Integrated gradients is an attribution method used to explain the predictions of neural networks by quantifying the contribution of each input feature to the model's output. It computes feature attributions by integrating the gradients of the model's output with respect to the input, along a straight path from a baseline to the actual input.

Warning

Keep in mind that gradient-based methods in LLMs can be noisy due to sensitivity to input perturbations, mini-batch variance, and gradient saturation, affecting both training stability and interpretability. In optimization, noise can cause oscillations or suboptimal convergence, while in interpretability, methods such as integrated gradients can produce inconsistent attributions across runs. This instability reduces trust in model insights, especially for similar inputs.
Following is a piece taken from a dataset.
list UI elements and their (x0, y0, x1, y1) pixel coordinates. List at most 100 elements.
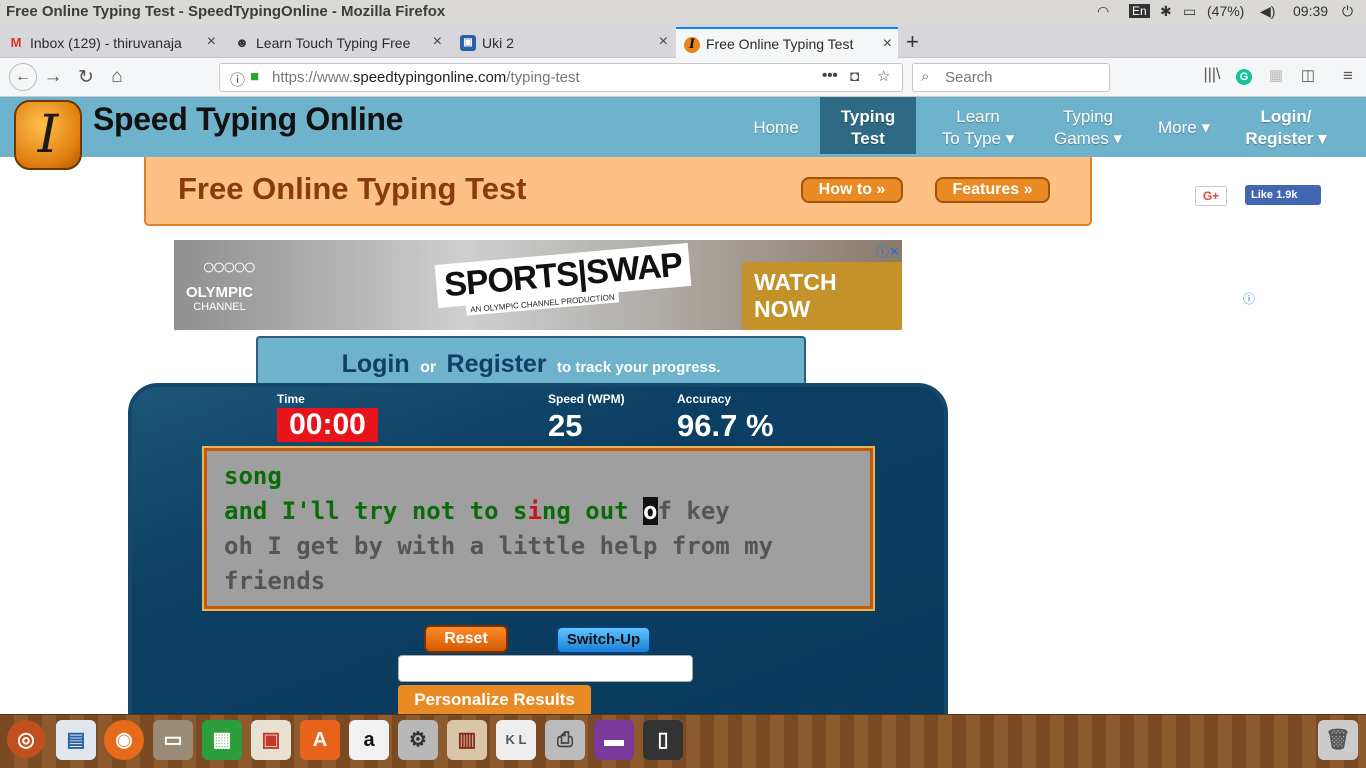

Techniques such as gradient smoothing, averaging, and second-order optimization help mitigate noise but add computational overhead, creating a trade-off between efficiency and precision in LLM development.

Example

import torch
from transformers import BertTokenizer, BertForSequenceClassification
import numpy as np
import matplotlib.pyplot as plt

def integrated_gradients(model, tokenizer, text, target_class, steps=50):
    input_ids = tokenizer.encode(text, return_tensors="pt")
    baseline_ids = torch.zeros_like(input_ids)
    alphas = torch.linspace(0, 1, steps)
    delta = input_ids - baseline_ids
    accumulated_grads = 0

    for alpha in alphas:
        interpolated_ids = baseline_ids + alpha * delta
        interpolated_ids.requires_grad_()

        outputs = model(interpolated_ids)
        pred = outputs.logits[:, target_class]

        model.zero_grad()
        pred.backward()

        accumulated_grads += interpolated_ids.grad

    attributions = (input_ids - baseline_ids) * accumulated_grads / steps
    return attributions.squeeze().detach().numpy()

model_name = "bert-base-uncased"
model = BertForSequenceClassification.from_pretrained(model_name)
tokenizer = BertTokenizer.from_pretrained(model_name)

text = "This movie was fantastic!"
target_class = 1  # Assuming 1 is the positive sentiment class

attributions = integrated_gradients(model, tokenizer, text, target_class)

# Visualize attributions
tokens = tokenizer.convert_ids_to_tokens(tokenizer.encode(text))
plt.figure(figsize=(10, 5))
plt.bar(range(len(tokens)), attributions)
plt.xticks(range(len(tokens)), tokens, rotation=45)
plt.title("Integrated Gradients Attribution")
plt.show()

Info

After defining the model and tokenizer, the code runs the attribution method on an example text and displays the results as a bar plot, where each bar corresponds to a token and its importance for the target prediction.